E allora penso che quell'idea che mi frullava in testa da tempo, che adesso è diventata un progetto e che vuole iniziare a educare fin da piccoli i bambini (maschi e femmine) a sentirsi liberi di scegliere i propri giochi e il proprio modo di essere, è un'idea sensata. E deve averlo pensato anche la commissione della mia Regione, che ha deciso di finanziare questo progetto, che si chiamerà "Pari o dispari? Il gioco del rispetto" e che partirà quest'anno scolastico, in quattro asili pilota del Friuli Venezia Giulia, con la distribuzione di kit didattici che insegneranno ai bambini, attraverso il gioco, a superare gli stereotipi e a rispettare la differenza di genere. Così che in futuro, se un dodicenne maschio vorrà essere bravo e buono, potrà farlo senza dubitare della sua identità di maschio e allo stesso modo, se una ragazza vorrà giocare a calcetto sulla spiaggia (o spaccare la faccia a chi glielo vorrà impedire), non si sentirà sbagliata.

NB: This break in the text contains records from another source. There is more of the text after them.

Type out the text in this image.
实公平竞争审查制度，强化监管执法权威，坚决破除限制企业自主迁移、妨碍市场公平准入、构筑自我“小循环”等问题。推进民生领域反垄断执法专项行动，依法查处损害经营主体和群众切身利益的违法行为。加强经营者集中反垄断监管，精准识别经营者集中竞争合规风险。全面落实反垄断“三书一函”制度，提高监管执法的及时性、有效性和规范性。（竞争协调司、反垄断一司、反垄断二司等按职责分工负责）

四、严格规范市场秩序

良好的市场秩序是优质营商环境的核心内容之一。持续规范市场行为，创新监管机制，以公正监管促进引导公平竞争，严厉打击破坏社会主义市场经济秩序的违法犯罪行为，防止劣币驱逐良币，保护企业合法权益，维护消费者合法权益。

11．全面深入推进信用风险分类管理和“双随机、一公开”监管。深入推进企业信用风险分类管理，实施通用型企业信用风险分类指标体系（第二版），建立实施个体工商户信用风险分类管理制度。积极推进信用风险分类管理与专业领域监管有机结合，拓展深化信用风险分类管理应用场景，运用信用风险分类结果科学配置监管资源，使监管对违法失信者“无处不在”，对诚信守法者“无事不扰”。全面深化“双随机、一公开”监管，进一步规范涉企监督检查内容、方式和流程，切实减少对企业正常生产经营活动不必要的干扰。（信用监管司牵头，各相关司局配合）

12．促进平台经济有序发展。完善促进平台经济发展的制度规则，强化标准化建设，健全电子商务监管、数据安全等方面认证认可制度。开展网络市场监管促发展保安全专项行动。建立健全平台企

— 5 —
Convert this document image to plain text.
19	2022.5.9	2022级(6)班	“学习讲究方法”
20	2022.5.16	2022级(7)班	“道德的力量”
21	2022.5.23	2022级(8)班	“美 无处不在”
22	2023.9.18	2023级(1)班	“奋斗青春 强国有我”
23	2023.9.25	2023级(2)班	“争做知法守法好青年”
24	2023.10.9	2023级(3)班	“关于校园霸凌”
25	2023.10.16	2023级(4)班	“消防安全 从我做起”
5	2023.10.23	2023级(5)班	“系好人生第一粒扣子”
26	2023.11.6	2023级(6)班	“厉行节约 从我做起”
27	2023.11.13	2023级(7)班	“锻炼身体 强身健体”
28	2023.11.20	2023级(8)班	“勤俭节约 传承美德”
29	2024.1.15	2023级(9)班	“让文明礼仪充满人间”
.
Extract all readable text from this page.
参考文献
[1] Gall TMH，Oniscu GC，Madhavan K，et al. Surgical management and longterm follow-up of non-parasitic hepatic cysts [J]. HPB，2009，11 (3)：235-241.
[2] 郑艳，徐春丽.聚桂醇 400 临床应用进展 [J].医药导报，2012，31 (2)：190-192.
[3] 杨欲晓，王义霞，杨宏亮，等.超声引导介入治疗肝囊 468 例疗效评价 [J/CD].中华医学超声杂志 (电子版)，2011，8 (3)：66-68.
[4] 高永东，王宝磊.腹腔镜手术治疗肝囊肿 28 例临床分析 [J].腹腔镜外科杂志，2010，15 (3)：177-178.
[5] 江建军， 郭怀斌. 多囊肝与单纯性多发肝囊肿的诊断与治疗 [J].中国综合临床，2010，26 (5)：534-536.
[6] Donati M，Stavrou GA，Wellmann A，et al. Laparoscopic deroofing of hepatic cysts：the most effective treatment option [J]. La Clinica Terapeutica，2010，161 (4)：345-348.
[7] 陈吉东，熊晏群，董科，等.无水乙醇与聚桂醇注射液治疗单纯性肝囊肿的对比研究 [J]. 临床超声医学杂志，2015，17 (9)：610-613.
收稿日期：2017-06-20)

L'ho scritto tante volte su questo blog: bisogna partire dall'educazione, dai bambini. Ma non dalle scuole medie, non dalle elementari, quando sono già tutti divisi tra rosa e azzurro. Bisogna iniziare dagli asili, scardinando in tempo gli stereotipi che vogliono le femminucce brave e i maschietti avventurosi.
E quindi adesso iniziamo.

P.S.: il progetto ha potuto vedere la luce grazie a Daniela Paci, insegnante della scuola dell'infanzia, e a Lucia Beltramini, psicologa, che supportano scientificamente e professionalmente questa idea.